Artikel 10 – Overgangsbepaling
Het Besluit mandaat, volmacht en machtiging Rijksgebouwendienst
2009 is tevens van toepassing op functionarissen die projectbevoegd zijn
krachtens een benoeming waartoe vóór de inwerkingtreding van dit besluit is
besloten.
Artikel 11 – Inzage
1. Dit besluit inclusief de toelichting ligt ter inzage bij de
centrale bibliotheek van het ministerie van Volkshuisvesting, Ruimtelijke
Ordening en Milieubeheer, Rijnstraat 8, ’s-Gravenhage.
2. De directeur-generaal, directeuren en stafafdelingshoofden dragen
er zorg voor dat de besluiten tot benoeming tot projectbevoegde van de onder
hun gezagsbereik werkzame projectbevoegden alsmede de aanwijzingen van
functionarissen als plaatsvervanger, ter inzage liggen in het centrale
competentieregister van de Rijksgebouwendienst.
3. Het centrale competentieregister van de Rijksgebouwendienst ligt
ter inzage bij de stafafdeling Concerncontrol.
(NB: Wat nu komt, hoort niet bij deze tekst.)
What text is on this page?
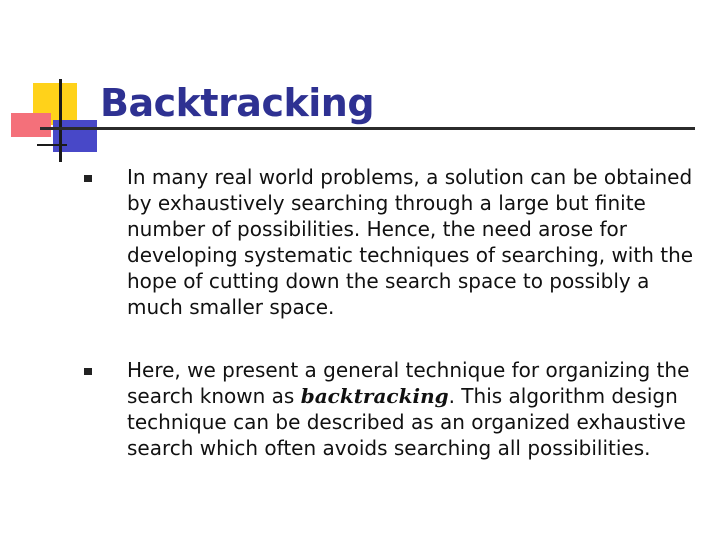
Backtracking

In many real world problems, a solution can be obtained by exhaustively searching through a large but finite number of possibilities. Hence, the need arose for developing systematic techniques of searching, with the hope of cutting down the search space to possibly a much smaller space.

Here, we present a general technique for organizing the search known as backtracking. This algorithm design technique can be described as an organized exhaustive search which often avoids searching all possibilities.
4. Op verzoek wordt door de controller onder wiens controlebereik de
functionaris valt, aan derden een schriftelijke verklaring omtrent de
bevoegdheid van de functionaris verstrekt.
Artikel 12 – Inwerkingtreding
1. Dit besluit treedt in werking met ingang van de tweede dag na de
dagtekening van de Staatscourant waarin het wordt geplaatst.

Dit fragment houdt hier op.